Conquistar seu espaço através da arte, levando criatividade e transformando a energia dos espaços: o que sempre foi um passatempo, hoje é o principal trabalho da artista e muralista passo-fundense Beatriz Ferrão, 23 anos.
Conhecida nas redes sociais como “Traços da Bea”, ela conquistou um público engajado e se consolidou na área das artes, com trabalhos enviados de Passo Fundo para todo o mundo.
A artista trabalha com as pinturas de parede e quadros sob medida. Tudo leva seu traço único, com formas orgânicas e combinação de cores.
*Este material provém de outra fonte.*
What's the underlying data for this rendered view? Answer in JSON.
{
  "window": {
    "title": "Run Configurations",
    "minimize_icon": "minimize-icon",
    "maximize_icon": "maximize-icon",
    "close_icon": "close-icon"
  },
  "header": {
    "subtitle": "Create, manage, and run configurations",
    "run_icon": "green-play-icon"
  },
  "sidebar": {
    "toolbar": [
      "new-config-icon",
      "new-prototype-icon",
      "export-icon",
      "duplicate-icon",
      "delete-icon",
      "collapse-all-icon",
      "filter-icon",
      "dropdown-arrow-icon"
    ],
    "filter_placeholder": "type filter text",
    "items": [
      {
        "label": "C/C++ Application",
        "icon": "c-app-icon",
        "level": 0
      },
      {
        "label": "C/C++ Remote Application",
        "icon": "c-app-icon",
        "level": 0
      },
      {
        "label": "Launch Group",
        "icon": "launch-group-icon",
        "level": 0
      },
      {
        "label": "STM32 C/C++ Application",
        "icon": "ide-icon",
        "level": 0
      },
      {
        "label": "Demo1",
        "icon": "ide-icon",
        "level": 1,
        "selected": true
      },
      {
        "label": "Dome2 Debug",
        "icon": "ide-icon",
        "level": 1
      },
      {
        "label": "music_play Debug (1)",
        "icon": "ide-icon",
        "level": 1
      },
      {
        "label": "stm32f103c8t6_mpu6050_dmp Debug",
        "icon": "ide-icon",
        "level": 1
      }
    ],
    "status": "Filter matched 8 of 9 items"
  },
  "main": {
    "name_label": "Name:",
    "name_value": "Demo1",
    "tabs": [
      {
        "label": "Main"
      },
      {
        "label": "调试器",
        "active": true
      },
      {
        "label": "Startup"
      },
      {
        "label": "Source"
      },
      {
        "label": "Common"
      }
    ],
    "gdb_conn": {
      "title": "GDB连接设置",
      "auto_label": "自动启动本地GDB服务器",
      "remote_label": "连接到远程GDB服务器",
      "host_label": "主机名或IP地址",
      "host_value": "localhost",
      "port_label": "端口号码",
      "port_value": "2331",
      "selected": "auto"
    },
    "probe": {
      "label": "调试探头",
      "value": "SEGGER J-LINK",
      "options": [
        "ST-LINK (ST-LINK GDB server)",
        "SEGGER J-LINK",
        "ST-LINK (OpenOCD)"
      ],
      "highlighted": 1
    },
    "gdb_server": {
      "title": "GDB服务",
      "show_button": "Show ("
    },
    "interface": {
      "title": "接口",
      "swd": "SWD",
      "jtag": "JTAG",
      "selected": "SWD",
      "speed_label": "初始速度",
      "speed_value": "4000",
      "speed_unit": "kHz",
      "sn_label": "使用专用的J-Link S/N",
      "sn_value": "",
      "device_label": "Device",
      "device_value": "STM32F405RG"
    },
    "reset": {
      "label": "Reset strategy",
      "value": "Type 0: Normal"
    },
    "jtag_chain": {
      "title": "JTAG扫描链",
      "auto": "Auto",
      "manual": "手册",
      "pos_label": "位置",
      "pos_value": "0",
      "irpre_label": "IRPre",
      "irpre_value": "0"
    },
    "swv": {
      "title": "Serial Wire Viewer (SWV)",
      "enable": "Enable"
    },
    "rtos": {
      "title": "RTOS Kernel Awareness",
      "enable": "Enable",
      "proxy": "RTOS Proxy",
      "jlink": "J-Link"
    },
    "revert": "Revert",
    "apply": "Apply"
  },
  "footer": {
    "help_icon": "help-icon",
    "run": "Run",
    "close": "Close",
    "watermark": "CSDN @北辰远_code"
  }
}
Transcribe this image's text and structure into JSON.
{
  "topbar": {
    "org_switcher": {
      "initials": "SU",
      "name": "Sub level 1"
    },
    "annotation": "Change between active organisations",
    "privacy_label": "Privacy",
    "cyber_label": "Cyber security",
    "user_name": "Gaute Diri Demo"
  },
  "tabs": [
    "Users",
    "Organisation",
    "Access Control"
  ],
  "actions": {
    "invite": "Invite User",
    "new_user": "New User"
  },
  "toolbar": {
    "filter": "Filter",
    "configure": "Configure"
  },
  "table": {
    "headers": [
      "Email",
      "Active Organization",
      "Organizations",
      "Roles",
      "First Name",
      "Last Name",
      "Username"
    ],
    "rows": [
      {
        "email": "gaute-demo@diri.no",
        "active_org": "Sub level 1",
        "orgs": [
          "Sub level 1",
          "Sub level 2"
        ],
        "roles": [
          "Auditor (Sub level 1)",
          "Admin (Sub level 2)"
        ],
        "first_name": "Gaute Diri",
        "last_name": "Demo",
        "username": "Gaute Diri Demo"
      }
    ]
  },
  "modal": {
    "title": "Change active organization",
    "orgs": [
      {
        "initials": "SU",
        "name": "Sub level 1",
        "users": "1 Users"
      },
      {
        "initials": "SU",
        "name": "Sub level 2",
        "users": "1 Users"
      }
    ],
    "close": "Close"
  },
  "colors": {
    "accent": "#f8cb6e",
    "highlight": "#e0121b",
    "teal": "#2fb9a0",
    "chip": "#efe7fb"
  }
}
O talento agrada os mais variados públicos, sejam empresas ou famílias, decorando salas comerciais, residências e até quartinhos de criança.
Em seis anos de carreira, Bea acumula mais de 400 paredes pintadas em Passo Fundo e outras cidades da região. Além disso, mais de mil quadros já foram enviados para todo o Brasil, Austrália, Estados Unidos e Itália.
— Eu vejo na arte uma forma de me expressar de forma leve, e também expressar o que o cliente quer. Encontrei nas cores uma forma de contar histórias, de forma criativa, original e personalizada, levando afetividade. A gente precisa se conectar com os espaços onde moramos ou trabalhamos, e a arte ajuda nisso — resume Bea.
“Aquela que traz felicidade”
Para quem acredita em destino, o da Beatriz foi traçado desde a escolha do nome: do latim beatus com significado de “feliz” ou “abençoada”, remete “àquela que traz felicidade ou faz os outros felizes”. E a Bea, de fato, seguiu o batismo à risca. Incentivada pelos pais, ela já brincava com os lápis de colorir desde o primeiro aninho de idade.
A virada de chave veio aos 16 anos, depois de pintar a primeira parede em casa, explorando os letterings — termo usado para arte de desenhar letras. Da brincadeira surgiram duas outras pinturas, na casa de uma vizinha e na cervejaria de um amigo da família, que acabaram inspirando a criação do perfil no Instagram.
No ano seguinte, ao concluir o ensino médio enfrentar o primeiro ano de pandemia de covid-19, a decisão foi de apostar de vez na arte:
— Foi uma decisão difícil, mas tive apoio dos meus pais. Eles entenderam que eu estava criando uma paixão por isso, me divertindo, e estava dando certo, tinha demanda. Então eu segui o exemplo dos dois, que sempre foram muito trabalhadores. Meu pai foi comigo abrir meu MEI e assinei meu primeiro trabalho para uma marca grande. Dali em diante comecei me encontrar na profissão.
O processo criativo

Até o projeto ser pintado na parede, tudo é combinado com o cliente. É com base nas informações de metragem, cômodo e motivo da pintura, que a Beatriz se inspira para criar. Os desenhos vão desde formas mais abstratas, até escritas, bichinhos e símbolos desejados.
— Tenho muita facilidade para criar os projetos, tudo vai fluindo bem naturalmente. Eu tenho meus rituais, pego uma bebidinha quente, um mate, um chá ou um café, ligo um vídeo ou uma série, e fico ouvindo o barulho e vou desenhando. Escolho as cores e os traços conforme meu sentimento do momento. Vou olhando a tela e decidindo — resume Bea.
Depois de pronto, com aprovação do cliente, a data é agendada e tudo é passado para a parede. O mesmo processo acontece com os quadros. O resultado transforma ambientes e conecta as pessoas que moram ou trabalham nos espaços.
— Mexe com as pessoas porque a arte tem um significado para quem me pediu para pintar, é uma arte com amor. O pós-arte é de como trouxe personalidade, de como antes estava “vazio”, e a arte preencheu.